Confidence interval for one-sample effect size: effect of uncertainty of variation?

Question

I have a one sample t-test (against null-hypothesis value 0) for which I would like to calculate the confidence interval on Cohen's d. I know the formula for Cohen's d (sample mean minus zero all divided by the sd). I know how to get the 95% CI for the mean, so I suppose I can plug the limits of this interval into that formula to get a CI for Cohen's d. But what nags at me is this: this isn't taking into account that as well as being uncertain about the population mean, I'm also uncertain about the sd. Is there a way to do this taking this into account? Should I take this into account?

Answer 1

No, as you rightly suspect, this approach does not take the uncertainty in the estimated SD into consideration (and use of the t-distribution is not sufficient to do so). In order to construct a CI that does take this into consideration, you have to make use of the non-central t-distribution and use an iterative procedure. See, for example, Cumming and Finch (2001) or Steiger and Fouladi (1997).

Basically, you just have to find those values of the non-centrality parameter of a non-central t-distribution with $n-1$ degrees of freedom that cut off .025 in the lower and upper tails of the distribution (assuming you want a 95% CI). Here is an example in R:

### data
x - c(0.7, 1.1, 0.5, 1.9, 1.1, 1.4, 0.5, 0.4, 1.2, 0.8, 
      -1.2, -1.0, 0.2, 0.4, -0.6, 0.4, -0.4, 0.7, -1.0, 2.4)

### does not take uncertainty in sd(x) into consideration
t.test(x)$conf.int / sd(x)

This yields:

[1] 0.03010098 0.96612980

And this is the correct approach:

tval <- t.test(x)$statistic
n <- length(x)
pt(tval, df=n-1, ncp=0.0266992 * sqrt(n), lower.tail=FALSE)
pt(tval, df=n-1, ncp=0.9579698 * sqrt(n), lower.tail=TRUE)

So, 0.0266992 and 0.9579698 are the CI bounds.
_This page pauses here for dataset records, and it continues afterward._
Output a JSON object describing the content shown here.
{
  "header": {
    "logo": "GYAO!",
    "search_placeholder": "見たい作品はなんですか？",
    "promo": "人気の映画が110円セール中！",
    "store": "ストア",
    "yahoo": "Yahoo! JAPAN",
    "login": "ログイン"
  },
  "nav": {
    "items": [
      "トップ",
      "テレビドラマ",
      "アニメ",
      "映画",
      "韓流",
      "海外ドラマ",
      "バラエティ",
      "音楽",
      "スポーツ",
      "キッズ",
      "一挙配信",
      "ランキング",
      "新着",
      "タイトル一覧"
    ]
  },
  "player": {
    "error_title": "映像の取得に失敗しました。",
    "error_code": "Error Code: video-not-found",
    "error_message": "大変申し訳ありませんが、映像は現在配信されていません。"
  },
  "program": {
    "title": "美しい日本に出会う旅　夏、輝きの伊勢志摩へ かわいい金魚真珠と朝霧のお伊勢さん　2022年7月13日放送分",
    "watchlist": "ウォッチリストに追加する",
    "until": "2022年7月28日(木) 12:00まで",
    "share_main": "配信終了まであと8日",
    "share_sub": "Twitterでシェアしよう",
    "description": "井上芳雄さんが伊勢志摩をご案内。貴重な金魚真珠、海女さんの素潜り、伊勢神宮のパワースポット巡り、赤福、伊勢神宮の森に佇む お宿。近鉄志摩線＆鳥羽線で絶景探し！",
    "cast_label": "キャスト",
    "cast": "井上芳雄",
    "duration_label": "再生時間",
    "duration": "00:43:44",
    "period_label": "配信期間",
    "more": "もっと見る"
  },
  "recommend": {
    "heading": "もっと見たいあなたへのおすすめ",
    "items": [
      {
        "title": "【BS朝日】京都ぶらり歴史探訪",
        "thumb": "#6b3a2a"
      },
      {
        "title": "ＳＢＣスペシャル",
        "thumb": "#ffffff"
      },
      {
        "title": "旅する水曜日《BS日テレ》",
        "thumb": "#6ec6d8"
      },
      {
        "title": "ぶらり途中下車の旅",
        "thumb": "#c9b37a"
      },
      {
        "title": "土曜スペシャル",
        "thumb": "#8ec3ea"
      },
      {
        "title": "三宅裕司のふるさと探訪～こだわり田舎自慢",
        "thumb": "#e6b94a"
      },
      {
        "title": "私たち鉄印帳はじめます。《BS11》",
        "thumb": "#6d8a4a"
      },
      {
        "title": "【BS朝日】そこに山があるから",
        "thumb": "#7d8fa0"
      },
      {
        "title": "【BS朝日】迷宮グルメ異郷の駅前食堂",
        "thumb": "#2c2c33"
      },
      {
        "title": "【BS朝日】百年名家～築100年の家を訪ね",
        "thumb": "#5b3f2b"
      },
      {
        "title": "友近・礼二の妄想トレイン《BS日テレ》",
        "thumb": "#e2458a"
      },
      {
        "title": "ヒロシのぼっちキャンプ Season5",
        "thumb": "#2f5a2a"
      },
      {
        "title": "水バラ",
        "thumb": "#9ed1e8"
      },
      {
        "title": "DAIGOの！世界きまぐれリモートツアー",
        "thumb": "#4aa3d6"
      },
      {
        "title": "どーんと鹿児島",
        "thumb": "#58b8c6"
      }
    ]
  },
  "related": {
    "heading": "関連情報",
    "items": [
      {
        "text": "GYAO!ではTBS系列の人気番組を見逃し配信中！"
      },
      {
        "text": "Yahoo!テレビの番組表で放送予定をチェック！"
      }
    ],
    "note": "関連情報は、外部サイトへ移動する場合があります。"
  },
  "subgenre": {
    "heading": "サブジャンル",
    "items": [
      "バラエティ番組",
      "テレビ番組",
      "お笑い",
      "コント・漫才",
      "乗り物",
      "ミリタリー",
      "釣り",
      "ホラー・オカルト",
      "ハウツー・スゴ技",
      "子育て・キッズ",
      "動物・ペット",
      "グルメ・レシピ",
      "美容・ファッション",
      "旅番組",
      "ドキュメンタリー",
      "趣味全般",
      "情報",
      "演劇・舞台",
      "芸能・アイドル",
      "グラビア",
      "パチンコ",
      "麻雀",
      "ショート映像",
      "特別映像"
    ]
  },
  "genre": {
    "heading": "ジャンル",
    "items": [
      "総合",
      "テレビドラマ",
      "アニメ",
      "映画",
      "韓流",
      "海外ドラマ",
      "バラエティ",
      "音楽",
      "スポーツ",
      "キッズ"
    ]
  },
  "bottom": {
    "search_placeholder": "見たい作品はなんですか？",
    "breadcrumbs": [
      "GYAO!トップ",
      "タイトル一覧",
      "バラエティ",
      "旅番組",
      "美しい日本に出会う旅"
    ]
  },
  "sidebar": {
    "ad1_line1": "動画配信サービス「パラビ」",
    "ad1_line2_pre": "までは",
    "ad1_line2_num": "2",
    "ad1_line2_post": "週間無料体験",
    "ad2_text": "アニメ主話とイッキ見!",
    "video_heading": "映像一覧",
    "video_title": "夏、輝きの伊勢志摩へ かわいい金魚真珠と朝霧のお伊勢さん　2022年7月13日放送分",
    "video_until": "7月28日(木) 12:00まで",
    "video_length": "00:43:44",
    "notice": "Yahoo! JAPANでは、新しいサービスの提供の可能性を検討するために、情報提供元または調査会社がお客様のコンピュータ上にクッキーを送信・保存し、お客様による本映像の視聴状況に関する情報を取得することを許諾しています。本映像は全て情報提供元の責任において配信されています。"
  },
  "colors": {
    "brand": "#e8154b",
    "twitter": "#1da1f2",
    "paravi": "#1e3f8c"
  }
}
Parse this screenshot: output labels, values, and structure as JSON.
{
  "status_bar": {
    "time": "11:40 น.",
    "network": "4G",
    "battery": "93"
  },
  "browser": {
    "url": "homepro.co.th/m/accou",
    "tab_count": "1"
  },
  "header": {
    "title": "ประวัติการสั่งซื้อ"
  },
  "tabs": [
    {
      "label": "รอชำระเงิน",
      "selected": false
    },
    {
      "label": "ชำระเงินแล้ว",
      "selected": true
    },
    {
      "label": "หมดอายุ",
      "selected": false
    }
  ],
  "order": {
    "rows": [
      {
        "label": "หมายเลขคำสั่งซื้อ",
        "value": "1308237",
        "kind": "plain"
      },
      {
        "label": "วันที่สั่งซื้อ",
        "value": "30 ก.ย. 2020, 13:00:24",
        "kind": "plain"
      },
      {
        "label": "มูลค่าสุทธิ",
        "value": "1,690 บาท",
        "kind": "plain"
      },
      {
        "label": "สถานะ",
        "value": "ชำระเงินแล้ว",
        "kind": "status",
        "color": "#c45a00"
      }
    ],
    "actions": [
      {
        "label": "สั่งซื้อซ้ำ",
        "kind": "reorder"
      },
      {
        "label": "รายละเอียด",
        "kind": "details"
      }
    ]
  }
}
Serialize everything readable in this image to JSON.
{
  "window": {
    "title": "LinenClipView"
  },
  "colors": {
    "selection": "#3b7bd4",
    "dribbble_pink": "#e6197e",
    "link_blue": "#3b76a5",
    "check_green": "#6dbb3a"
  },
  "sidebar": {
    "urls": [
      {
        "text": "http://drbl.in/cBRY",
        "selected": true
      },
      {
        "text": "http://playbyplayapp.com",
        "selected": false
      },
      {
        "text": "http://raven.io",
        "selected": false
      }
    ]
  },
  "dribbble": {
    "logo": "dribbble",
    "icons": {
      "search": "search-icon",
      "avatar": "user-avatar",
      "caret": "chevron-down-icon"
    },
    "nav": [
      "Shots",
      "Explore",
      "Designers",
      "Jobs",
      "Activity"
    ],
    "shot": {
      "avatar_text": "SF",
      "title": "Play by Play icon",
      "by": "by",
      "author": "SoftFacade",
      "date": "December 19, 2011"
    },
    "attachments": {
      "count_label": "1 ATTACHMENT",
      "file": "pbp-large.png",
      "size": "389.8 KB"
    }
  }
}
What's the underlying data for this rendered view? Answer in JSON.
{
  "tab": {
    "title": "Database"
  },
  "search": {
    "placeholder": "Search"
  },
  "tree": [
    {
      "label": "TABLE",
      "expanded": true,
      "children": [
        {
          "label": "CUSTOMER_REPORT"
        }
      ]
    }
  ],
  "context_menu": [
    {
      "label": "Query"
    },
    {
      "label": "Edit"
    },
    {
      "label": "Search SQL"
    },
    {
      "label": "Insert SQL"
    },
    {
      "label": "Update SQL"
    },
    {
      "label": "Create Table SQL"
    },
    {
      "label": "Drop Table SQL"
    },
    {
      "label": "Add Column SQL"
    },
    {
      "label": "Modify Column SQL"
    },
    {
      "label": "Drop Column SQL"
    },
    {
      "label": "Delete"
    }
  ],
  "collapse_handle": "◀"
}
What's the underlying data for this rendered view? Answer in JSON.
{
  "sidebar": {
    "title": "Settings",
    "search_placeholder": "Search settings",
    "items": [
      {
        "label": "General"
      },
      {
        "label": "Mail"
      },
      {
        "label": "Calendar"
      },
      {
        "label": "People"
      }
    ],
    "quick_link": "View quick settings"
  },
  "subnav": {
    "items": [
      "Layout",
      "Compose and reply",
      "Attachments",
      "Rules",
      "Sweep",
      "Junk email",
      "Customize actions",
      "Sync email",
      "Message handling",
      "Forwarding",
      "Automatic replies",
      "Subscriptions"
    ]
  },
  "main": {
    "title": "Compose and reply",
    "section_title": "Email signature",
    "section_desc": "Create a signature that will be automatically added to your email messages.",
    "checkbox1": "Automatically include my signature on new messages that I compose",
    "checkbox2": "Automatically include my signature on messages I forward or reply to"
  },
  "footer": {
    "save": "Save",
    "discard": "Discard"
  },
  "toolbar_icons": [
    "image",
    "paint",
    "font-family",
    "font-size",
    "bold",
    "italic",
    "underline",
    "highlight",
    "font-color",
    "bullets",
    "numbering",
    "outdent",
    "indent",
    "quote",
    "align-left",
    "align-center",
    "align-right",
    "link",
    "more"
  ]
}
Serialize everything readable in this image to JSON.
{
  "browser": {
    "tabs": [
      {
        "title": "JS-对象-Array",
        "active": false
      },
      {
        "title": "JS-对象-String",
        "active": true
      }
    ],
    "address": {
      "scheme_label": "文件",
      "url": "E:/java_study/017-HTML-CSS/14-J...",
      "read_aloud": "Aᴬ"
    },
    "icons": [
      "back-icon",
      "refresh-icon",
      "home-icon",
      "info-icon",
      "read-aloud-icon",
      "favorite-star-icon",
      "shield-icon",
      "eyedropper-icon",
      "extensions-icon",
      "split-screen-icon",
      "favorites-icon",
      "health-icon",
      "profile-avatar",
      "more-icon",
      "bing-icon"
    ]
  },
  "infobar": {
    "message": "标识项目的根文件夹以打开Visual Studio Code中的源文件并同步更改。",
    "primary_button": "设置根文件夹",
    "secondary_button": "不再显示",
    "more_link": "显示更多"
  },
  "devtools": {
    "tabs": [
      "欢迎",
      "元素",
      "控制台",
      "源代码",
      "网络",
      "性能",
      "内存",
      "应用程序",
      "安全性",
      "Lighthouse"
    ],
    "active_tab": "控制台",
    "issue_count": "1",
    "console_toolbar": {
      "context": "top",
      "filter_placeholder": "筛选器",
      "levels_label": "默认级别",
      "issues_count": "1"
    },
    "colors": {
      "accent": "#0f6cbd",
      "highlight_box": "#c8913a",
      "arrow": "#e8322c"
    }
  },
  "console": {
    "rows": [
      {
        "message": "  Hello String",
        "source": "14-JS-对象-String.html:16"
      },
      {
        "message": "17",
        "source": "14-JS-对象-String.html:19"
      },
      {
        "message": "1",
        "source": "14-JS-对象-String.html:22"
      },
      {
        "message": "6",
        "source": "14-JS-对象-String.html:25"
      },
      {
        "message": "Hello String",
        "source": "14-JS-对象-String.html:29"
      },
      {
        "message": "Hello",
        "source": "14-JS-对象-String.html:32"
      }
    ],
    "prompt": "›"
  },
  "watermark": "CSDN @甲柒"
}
I found those values by trial and error (starting with the values obtained above), but of course one could write a function that automates this.

Cumming, G., & Finch, S. (2001). A primer on the understanding, use, and calculation of confidence intervals that are based on central and noncentral distributions. Educational and Psychological Measurement, 61(4), 532-574.

Steiger, J. H., & Fouladi, R. T. (1997). Noncentrality interval estimation and the evaluation of statistical models. In L. L. Harlow, S. A. Mulaik, & J. H. Steiger (Eds.), What if there were no significance tests? (pp. 221-257). Mahwah, New Jersey: Erlbaum.

Answer 2

That is why there are two formulas for the variance and standard deviation. In the description of a sample, the standard deviation is $s =\sqrt{ \frac{1}{N} \sum_{i=1}^N (x_i - \overline{x})^2}$ wheras, if you estimate the true standard deviation from the sample, the $\frac{1}{N}$ changes to $\frac{1}{N-1}$. Thus there is a ´correction´ in a way, as the estimated standard deviation and thus the 95%-CI is larger, if the sample gets smaller. For more on that search for "Bessel correction".